‘Living Together’ is a Blessing – Bishop De Chikera.

“‘Living Together’ is a resource for all those of us who are interested in inter religious interaction. In time to come we will know whether this book will receive a place in the vast library of books produced on the topic. Hence, this is a celebration of a gift more than the launch of a book, a gift to all Sri Lankans and to all interested persons across the globe”. The Bishop of the Anglican Church, Rev. Duleep De Chickera made these observations at the occasion of the launch of the book ‘Living Together’ by Deepal Sooriyaarachchi at the Post Graduate Institute of Management in Borella. The book captures the author’s experiences over two decades of living with people from various faiths in different parts of the world meeting over 15 times. The launch event was organized by the PIM Alumni Association. Speakers from Germany and India who had been participating in that Inter Religious Living Dialogue experiment also addressed the audience in addition to the Director of the PIM Prof. Ajantha Dharmasiri and Sheik Arkam Nooramith an Islamic scholar.  The event provided the audience with the taste of inter religious living together.  Speaking further at the occasion Rev. De Chikera said that he would like to consider this book under three themes –

Firstly, this is an extremely relevant book. The theme that runs from cover to cover is a story about a group of people who have come together from time to time to understand each other’s religions in a spirit of respect, sensitivity and dignity. As you read the book you find the rhythm of encounter and separation each feeding into the other. This is why I see the relevance of this book particularly to the people of this country. Except for a few districts where a mono culture prevails several of us encounter the persons of other religions in our day to day life, whether it is at the market place, school, hospital, work place, wedding or funeral, in the bus, on the train, in our university, parliament etc. the people of this nation have the constant opportunity to encounter and part with the religious other. This book provokes the Sri Lankans of different faiths to use these encounters in the same spirit as the members of the living dialogue described in the book to deepen mutual understanding.

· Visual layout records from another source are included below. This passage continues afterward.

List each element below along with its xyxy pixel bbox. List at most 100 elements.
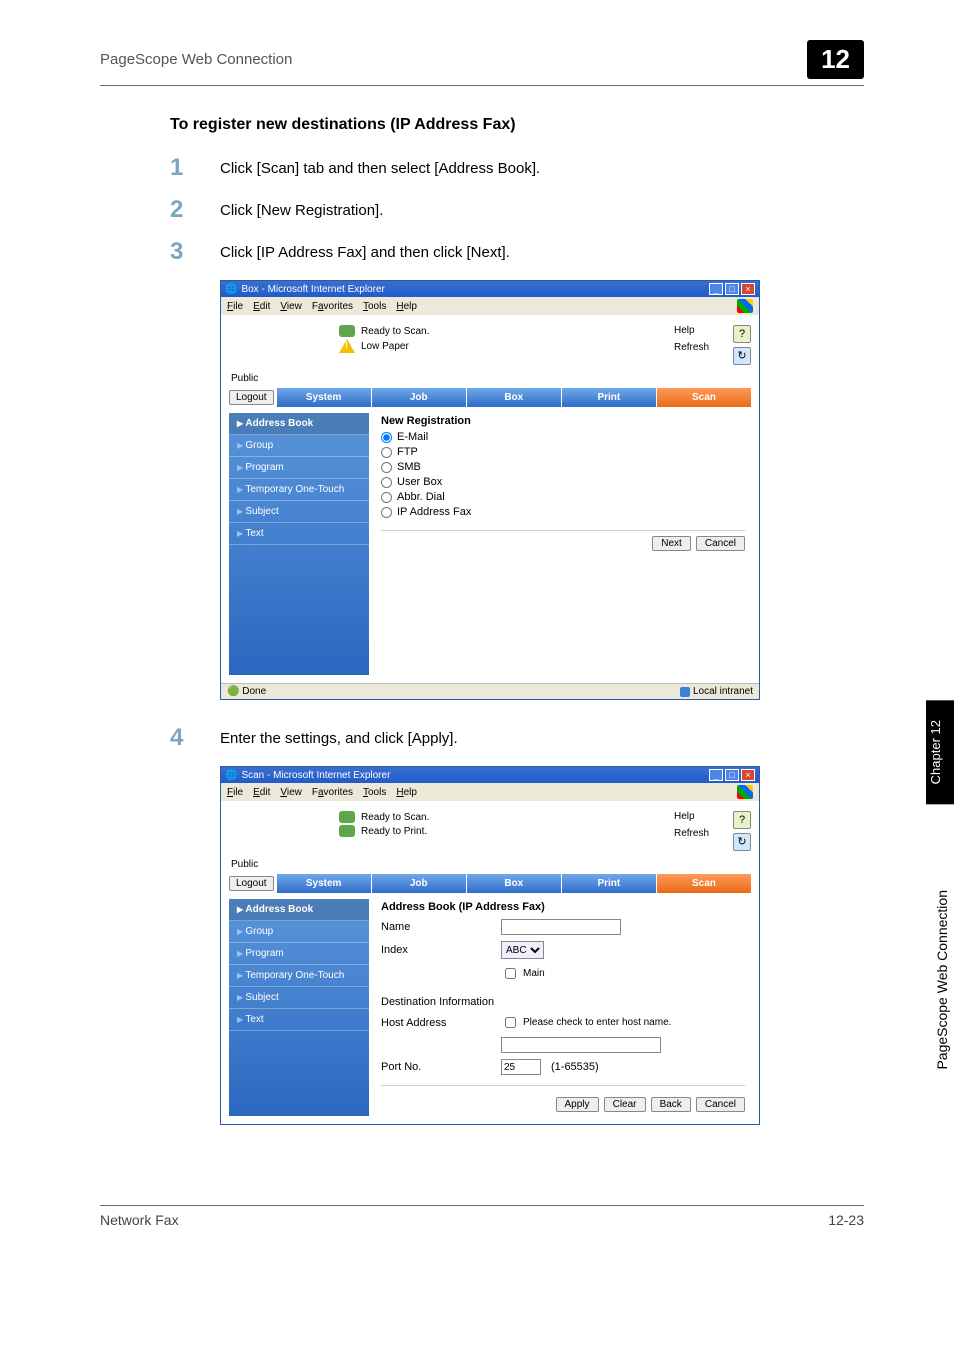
- radio-ipfax[interactable]: [381, 507, 392, 518]
- radio-userbox-label: User Box: [397, 476, 442, 488]
- tab-box[interactable]: Box: [466, 388, 561, 407]
- window-title: Box - Microsoft Internet Explorer: [241, 284, 384, 295]
- sidebar-temporary-one-touch[interactable]: Temporary One-Touch: [229, 965, 369, 987]
- new-registration-title: New Registration: [381, 415, 745, 427]
- ie-logo-icon: [737, 785, 753, 799]
- port-range: (1-65535): [551, 1061, 599, 1073]
- name-label: Name: [381, 921, 491, 933]
- tab-print[interactable]: Print: [561, 874, 656, 893]
- sidebar-program[interactable]: Program: [229, 943, 369, 965]
- close-button[interactable]: ×: [741, 283, 755, 295]
- sidebar-temporary-one-touch[interactable]: Temporary One-Touch: [229, 479, 369, 501]
- tab-box[interactable]: Box: [466, 874, 561, 893]
- menubar: File Edit View Favorites Tools Help: [221, 297, 759, 315]
- back-button[interactable]: Back: [651, 1097, 691, 1112]
- clear-button[interactable]: Clear: [604, 1097, 646, 1112]
- apply-button[interactable]: Apply: [556, 1097, 599, 1112]
- sidebar-address-book[interactable]: Address Book: [229, 413, 369, 435]
- tab-system[interactable]: System: [276, 388, 371, 407]
- menu-view[interactable]: View: [280, 301, 302, 312]
- menu-tools[interactable]: Tools: [363, 301, 386, 312]
- sidebar-text[interactable]: Text: [229, 1009, 369, 1031]
- screenshot-2: 🌐 Scan - Microsoft Internet Explorer _ □…: [220, 766, 760, 1125]
- help-button[interactable]: ?: [733, 325, 751, 343]
- host-address-input[interactable]: [501, 1037, 661, 1053]
- logout-button[interactable]: Logout: [229, 876, 274, 891]
- tab-print[interactable]: Print: [561, 388, 656, 407]
- hostname-checkbox-label: Please check to enter host name.: [523, 1017, 671, 1028]
- menu-edit[interactable]: Edit: [253, 787, 270, 798]
- index-select[interactable]: ABC: [501, 941, 544, 959]
- section-heading: To register new destinations (IP Address…: [170, 116, 864, 134]
- chapter-tab: Chapter 12: [926, 700, 954, 804]
- radio-abbr-label: Abbr. Dial: [397, 491, 445, 503]
- index-label: Index: [381, 944, 491, 956]
- footer-right: 12-23: [828, 1212, 864, 1228]
- logout-button[interactable]: Logout: [229, 390, 274, 405]
- name-input[interactable]: [501, 919, 621, 935]
- status-ready-scan: Ready to Scan.: [361, 326, 429, 337]
- sidebar-subject[interactable]: Subject: [229, 987, 369, 1009]
- main-checkbox[interactable]: [505, 968, 516, 979]
- window-title: Scan - Microsoft Internet Explorer: [241, 770, 390, 781]
- step-3-text: Click [IP Address Fax] and then click [N…: [220, 238, 510, 261]
- sidebar-group[interactable]: Group: [229, 921, 369, 943]
- refresh-label: Refresh: [674, 828, 709, 839]
- radio-abbr[interactable]: [381, 492, 392, 503]
- step-4-text: Enter the settings, and click [Apply].: [220, 724, 458, 747]
- help-button[interactable]: ?: [733, 811, 751, 829]
- refresh-button[interactable]: ↻: [733, 833, 751, 851]
- radio-smb[interactable]: [381, 462, 392, 473]
- maximize-button[interactable]: □: [725, 769, 739, 781]
- printer-ok-icon: [339, 825, 355, 837]
- sidebar-program[interactable]: Program: [229, 457, 369, 479]
- status-intranet: Local intranet: [680, 686, 753, 697]
- tab-job[interactable]: Job: [371, 874, 466, 893]
- radio-email[interactable]: [381, 432, 392, 443]
- minimize-button[interactable]: _: [709, 283, 723, 295]
- status-low-paper: Low Paper: [361, 341, 409, 352]
- status-done: 🟢 Done: [227, 686, 266, 697]
- menu-file[interactable]: File: [227, 787, 243, 798]
- step-1-number: 1: [170, 154, 220, 182]
- ie-logo-icon: [737, 299, 753, 313]
- page-header-title: PageScope Web Connection: [100, 51, 292, 68]
- menu-help[interactable]: Help: [396, 301, 417, 312]
- sidebar-group[interactable]: Group: [229, 435, 369, 457]
- refresh-button[interactable]: ↻: [733, 347, 751, 365]
- tab-system[interactable]: System: [276, 874, 371, 893]
- cancel-button[interactable]: Cancel: [696, 536, 745, 551]
- address-book-title: Address Book (IP Address Fax): [381, 901, 745, 913]
- menu-favorites[interactable]: Favorites: [312, 787, 353, 798]
- close-button[interactable]: ×: [741, 769, 755, 781]
- next-button[interactable]: Next: [652, 536, 691, 551]
- sidebar-text[interactable]: Text: [229, 523, 369, 545]
- warning-icon: [339, 339, 355, 353]
- tab-job[interactable]: Job: [371, 388, 466, 407]
- hostname-checkbox[interactable]: [505, 1017, 516, 1028]
- radio-ftp[interactable]: [381, 447, 392, 458]
- menu-favorites[interactable]: Favorites: [312, 301, 353, 312]
- cancel-button[interactable]: Cancel: [696, 1097, 745, 1112]
- sidebar-address-book[interactable]: Address Book: [229, 899, 369, 921]
- menu-edit[interactable]: Edit: [253, 301, 270, 312]
- status-ready-scan: Ready to Scan.: [361, 812, 429, 823]
- menu-tools[interactable]: Tools: [363, 787, 386, 798]
- sidebar-subject[interactable]: Subject: [229, 501, 369, 523]
- refresh-label: Refresh: [674, 342, 709, 353]
- menu-help[interactable]: Help: [396, 787, 417, 798]
- radio-userbox[interactable]: [381, 477, 392, 488]
- menu-view[interactable]: View: [280, 787, 302, 798]
- public-label: Public: [231, 373, 751, 384]
- maximize-button[interactable]: □: [725, 283, 739, 295]
- port-input[interactable]: [501, 1059, 541, 1075]
- scanner-ok-icon: [339, 811, 355, 823]
- tab-scan[interactable]: Scan: [656, 874, 751, 893]
- tab-scan[interactable]: Scan: [656, 388, 751, 407]
- step-4-number: 4: [170, 724, 220, 752]
- side-menu: Address Book Group Program Temporary One…: [229, 899, 369, 1116]
- step-2-text: Click [New Registration].: [220, 196, 383, 219]
- menu-file[interactable]: File: [227, 301, 243, 312]
- radio-smb-label: SMB: [397, 461, 421, 473]
- minimize-button[interactable]: _: [709, 769, 723, 781]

Some weeks ago my sister’s husband passed and theirs was a Christian and Buddhist marriage. The the Buddhist monk spoke a few words at the funeral and some of the Christians listened to these words and developed an interest about what Buddhists say about the afterlife. This lead to questions and further clarifications. What we need to do is to use our encounters with one another in small groups such as families, neighbors and colleagues, and talk about each other’s beliefs and understanding of life. When you meet at a wedding, try to gain an understanding of how different religions approach marriage. Ask questions with respect, receive explanations with respect, or for instance when the elections come ask what different religions have said about governance. We have a tendency to develop a courteous aloofness. So we do not ask questions. But the book invites us to do so.

The second, the strength of this book is that it is extremely timely. Living together among different religions is never an easy thing. We’ve been through tense times, we’re currently facing some tension and will continue to face tension between religions. Hostilities and aggressive agendas upset people and what has our response been so far? It has been worthy tolerance but even this strength of tolerance is running out. The book suggests another step, that is engagement. It shows how this coming together has made them stronger in their own faith because of the presence of the other person. So I become a better Christian because of my Buddhist, Hindu and Islamic neighbor. Hence, the presence of people of other faiths is a blessing.

In Christianity we speak of loving thy neighbor. But in Buddhism what is preached is the love of all beings. That includes the neighbor but goes beyond that. Through this conversation I went back to the Bible and found in Creation Theology that it has been there from the beginning, that Jews and Christians have been instructed to care for nature and ecological justice. If not for this encounter with Buddhism I would not have discovered this.

We have all lived our lives either on a campus or down the street where we could hear the bells of the church that ring in the Angelus at six in the morning, at noon and at six in the evening. When we hear them we are supposed to reflect in intercessory prayers for the people of the world. For one year we lived in Rajagiriya, away from hearing distance of the Church bells. I missed the bells. But there was a silver lining, for our house was located in between two mosques. Those mosques would call people to pray five times a day. So I used that instead of the church bells and prayed five times a day and became an even better Christian.

One of the greatest theologians, Paul Nitter expressed these thoughts in a book that got him in to trouble, but the book was very popular among inter faith activists. The name of the book says it all. ‘Without the Buddha I may not be a Christian’.

The third theme of the book is that it brings us an uncomfortable challenge. While your group and many in the country and around the world appreciate the dialogue, there are also those in the world who dislike and distrust inter religious dialogue. They think of those who entertain such thoughts as traitors. “How can one be a Christian and appreciate Buddhism?” These are fundamentalists or extremists. In their view one has to convert to their view or they need to be eliminated. They want a world where there is only one type, and that is their kind. What do we do with such people?

The spirit of this book says “engage” with them, however difficult it is. Be patient, be respectful and be strong as well. Try to persuade them that the best option when living in inter religious societies like ours, is to interact with each other and enrich our lives.

I recommend that this book be translated into Sinhala and Tamil, for it needs to reach the far corners of this country.